Buradasınız
Emekçi Kadınlarla 8 Mart Söyleşileri/III

UİD-DER’in 8 Mart Uluslararası Emekçi Kadınlar Günü etkinlikleri 4-11 Mart tarihleri arasında tamamlandı. “Emekçi Kadınlar Mücadelede Önde” başlığıyla düzenlenen etkinliklerde emekçi kadınlarla yaptığımız söyleşileri yayınlamaya devam ediyoruz.
Gebze temsilciliğimizde emekçi kadınlarla söyleşi
UİD-DER: Hem bir kadın hem de bir emekçi olarak yaşadığınız sorunlardan bahseder misiniz?
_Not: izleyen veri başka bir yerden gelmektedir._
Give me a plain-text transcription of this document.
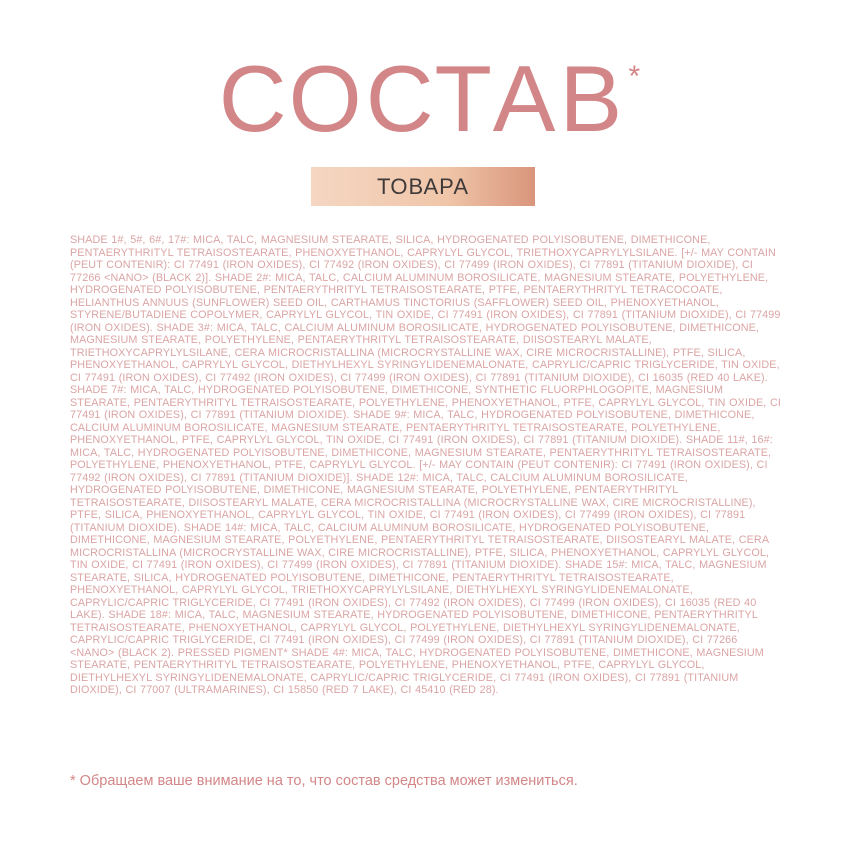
СОСТАВ *
ТОВАРА
SHADE 1#, 5#, 6#, 17#: MICA, TALC, MAGNESIUM STEARATE, SILICA, HYDROGENATED POLYISOBUTENE, DIMETHICONE, PENTAERYTHRITYL TETRAISOSTEARATE, PHENOXYETHANOL, CAPRYLYL GLYCOL, TRIETHOXYCAPRYLYLSILANE. [+/- MAY CONTAIN (PEUT CONTENIR): CI 77491 (IRON OXIDES), CI 77492 (IRON OXIDES), CI 77499 (IRON OXIDES), CI 77891 (TITANIUM DIOXIDE), CI 77266 <NANO> (BLACK 2)]. SHADE 2#: MICA, TALC, CALCIUM ALUMINUM BOROSILICATE, MAGNESIUM STEARATE, POLYETHYLENE, HYDROGENATED POLYISOBUTENE, PENTAERYTHRITYL TETRAISOSTEARATE, PTFE, PENTAERYTHRITYL TETRACOCOATE, HELIANTHUS ANNUUS (SUNFLOWER) SEED OIL, CARTHAMUS TINCTORIUS (SAFFLOWER) SEED OIL, PHENOXYETHANOL, STYRENE/BUTADIENE COPOLYMER, CAPRYLYL GLYCOL, TIN OXIDE, CI 77491 (IRON OXIDES), CI 77891 (TITANIUM DIOXIDE), CI 77499 (IRON OXIDES). SHADE 3#: MICA, TALC, CALCIUM ALUMINUM BOROSILICATE, HYDROGENATED POLYISOBUTENE, DIMETHICONE, MAGNESIUM STEARATE, POLYETHYLENE, PENTAERYTHRITYL TETRAISOSTEARATE, DIISOSTEARYL MALATE, TRIETHOXYCAPRYLYLSILANE, CERA MICROCRISTALLINA (MICROCRYSTALLINE WAX, CIRE MICROCRISTALLINE), PTFE, SILICA, PHENOXYETHANOL, CAPRYLYL GLYCOL, DIETHYLHEXYL SYRINGYLIDENEMALONATE, CAPRYLIC/CAPRIC TRIGLYCERIDE, TIN OXIDE, CI 77491 (IRON OXIDES), CI 77492 (IRON OXIDES), CI 77499 (IRON OXIDES), CI 77891 (TITANIUM DIOXIDE), CI 16035 (RED 40 LAKE). SHADE 7#: MICA, TALC, HYDROGENATED POLYISOBUTENE, DIMETHICONE, SYNTHETIC FLUORPHLOGOPITE, MAGNESIUM STEARATE, PENTAERYTHRITYL TETRAISOSTEARATE, POLYETHYLENE, PHENOXYETHANOL, PTFE, CAPRYLYL GLYCOL, TIN OXIDE, CI 77491 (IRON OXIDES), CI 77891 (TITANIUM DIOXIDE). SHADE 9#: MICA, TALC, HYDROGENATED POLYISOBUTENE, DIMETHICONE, CALCIUM ALUMINUM BOROSILICATE, MAGNESIUM STEARATE, PENTAERYTHRITYL TETRAISOSTEARATE, POLYETHYLENE, PHENOXYETHANOL, PTFE, CAPRYLYL GLYCOL, TIN OXIDE, CI 77491 (IRON OXIDES), CI 77891 (TITANIUM DIOXIDE). SHADE 11#, 16#: MICA, TALC, HYDROGENATED POLYISOBUTENE, DIMETHICONE, MAGNESIUM STEARATE, PENTAERYTHRITYL TETRAISOSTEARATE, POLYETHYLENE, PHENOXYETHANOL, PTFE, CAPRYLYL GLYCOL. [+/- MAY CONTAIN (PEUT CONTENIR): CI 77491 (IRON OXIDES), CI 77492 (IRON OXIDES), CI 77891 (TITANIUM DIOXIDE)]. SHADE 12#: MICA, TALC, CALCIUM ALUMINUM BOROSILICATE, HYDROGENATED POLYISOBUTENE, DIMETHICONE, MAGNESIUM STEARATE, POLYETHYLENE, PENTAERYTHRITYL TETRAISOSTEARATE, DIISOSTEARYL MALATE, CERA MICROCRISTALLINA (MICROCRYSTALLINE WAX, CIRE MICROCRISTALLINE), PTFE, SILICA, PHENOXYETHANOL, CAPRYLYL GLYCOL, TIN OXIDE, CI 77491 (IRON OXIDES), CI 77499 (IRON OXIDES), CI 77891 (TITANIUM DIOXIDE). SHADE 14#: MICA, TALC, CALCIUM ALUMINUM BOROSILICATE, HYDROGENATED POLYISOBUTENE, DIMETHICONE, MAGNESIUM STEARATE, POLYETHYLENE, PENTAERYTHRITYL TETRAISOSTEARATE, DIISOSTEARYL MALATE, CERA MICROCRISTALLINA (MICROCRYSTALLINE WAX, CIRE MICROCRISTALLINE), PTFE, SILICA, PHENOXYETHANOL, CAPRYLYL GLYCOL, TIN OXIDE, CI 77491 (IRON OXIDES), CI 77499 (IRON OXIDES), CI 77891 (TITANIUM DIOXIDE). SHADE 15#: MICA, TALC, MAGNESIUM STEARATE, SILICA, HYDROGENATED POLYISOBUTENE, DIMETHICONE, PENTAERYTHRITYL TETRAISOSTEARATE, PHENOXYETHANOL, CAPRYLYL GLYCOL, TRIETHOXYCAPRYLYLSILANE, DIETHYLHEXYL SYRINGYLIDENEMALONATE, CAPRYLIC/CAPRIC TRIGLYCERIDE, CI 77491 (IRON OXIDES), CI 77492 (IRON OXIDES), CI 77499 (IRON OXIDES), CI 16035 (RED 40 LAKE). SHADE 18#: MICA, TALC, MAGNESIUM STEARATE, HYDROGENATED POLYISOBUTENE, DIMETHICONE, PENTAERYTHRITYL TETRAISOSTEARATE, PHENOXYETHANOL, CAPRYLYL GLYCOL, POLYETHYLENE, DIETHYLHEXYL SYRINGYLIDENEMALONATE, CAPRYLIC/CAPRIC TRIGLYCERIDE, CI 77491 (IRON OXIDES), CI 77499 (IRON OXIDES), CI 77891 (TITANIUM DIOXIDE), CI 77266 <NANO> (BLACK 2). PRESSED PIGMENT* SHADE 4#: MICA, TALC, HYDROGENATED POLYISOBUTENE, DIMETHICONE, MAGNESIUM STEARATE, PENTAERYTHRITYL TETRAISOSTEARATE, POLYETHYLENE, PHENOXYETHANOL, PTFE, CAPRYLYL GLYCOL, DIETHYLHEXYL SYRINGYLIDENEMALONATE, CAPRYLIC/CAPRIC TRIGLYCERIDE, CI 77491 (IRON OXIDES), CI 77891 (TITANIUM DIOXIDE), CI 77007 (ULTRAMARINES), CI 15850 (RED 7 LAKE), CI 45410 (RED 28).
* Обращаем ваше внимание на то, что состав средства может измениться.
Bir Lojistik İşçisi: Çok fazla yükümüz var. Biz istemezsek bizim için hiçbir şey yapılmıyor, artık bunun iyice farkına vardım. Hakkımız olanı istememiz lazım, ben bunu da artık iyice anladım. Kadın olduğumuz için, yaptığımız işler sanki bizim zorunlu olduğumuz işler gibi algılanıyor. Kadınsın ya, bu işleri yapmaya mecbursun gibi. Kadınlık zor aslında!
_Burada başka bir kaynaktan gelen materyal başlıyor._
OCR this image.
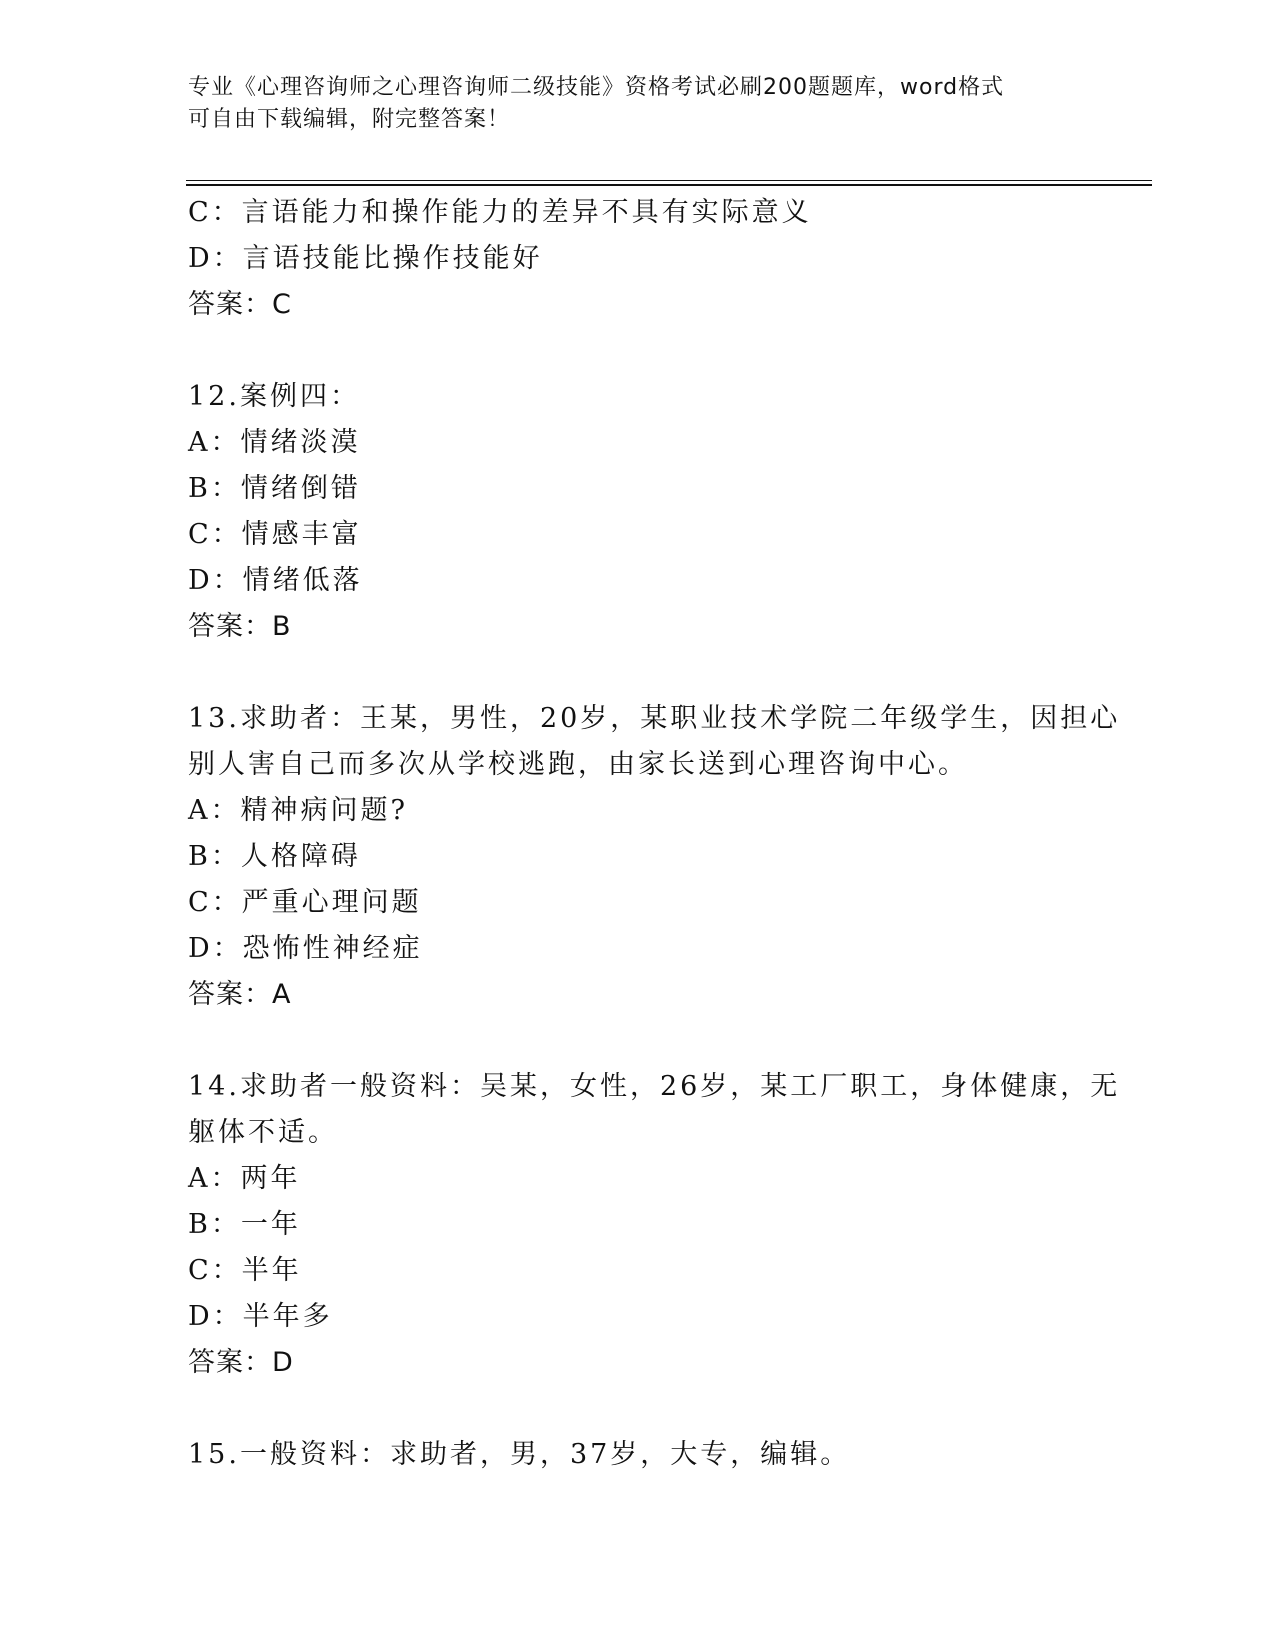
专业《心理咨询师之心理咨询师二级技能》资格考试必刷200题题库，word格式
可自由下载编辑，附完整答案！
C：言语能力和操作能力的差异不具有实际意义
D：言语技能比操作技能好
答案：C
12.案例四：
A：情绪淡漠
B：情绪倒错
C：情感丰富
D：情绪低落
答案：B
13.求助者：王某，男性，20岁，某职业技术学院二年级学生，因担心
别人害自己而多次从学校逃跑，由家长送到心理咨询中心。
A：精神病问题?
B：人格障碍
C：严重心理问题
D：恐怖性神经症
答案：A
14.求助者一般资料：吴某，女性，26岁，某工厂职工，身体健康，无
躯体不适。
A：两年
B：一年
C：半年
D：半年多
答案：D
15.一般资料：求助者，男，37岁，大专，编辑。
Bir Metal İşçisi: Erkeklerden yana şikâyetlerimiz var elbette. Geç saatlere kadar dışarıda kalamıyoruz. Serbest davranamıyoruz. Erkeklerle çalışmaya gelince, bunun da sıkıntıları oluyor.
Bir Kimya Laboratuarı İşçisi: : İşte çalışıyoruz, işten çıkıyoruz evde çalışıyoruz. Kadın olarak işimiz bitmiyor, bitmiyor, bitmiyor! İşyerinde erkeklerin gözüne batmamaya çalışıyoruz ama yine de batıyoruz. İşten döndüğümüzde bir yere çıkmak istesek çıkamıyoruz. Geç oldu, karanlık oldu diye baskı görüyoruz.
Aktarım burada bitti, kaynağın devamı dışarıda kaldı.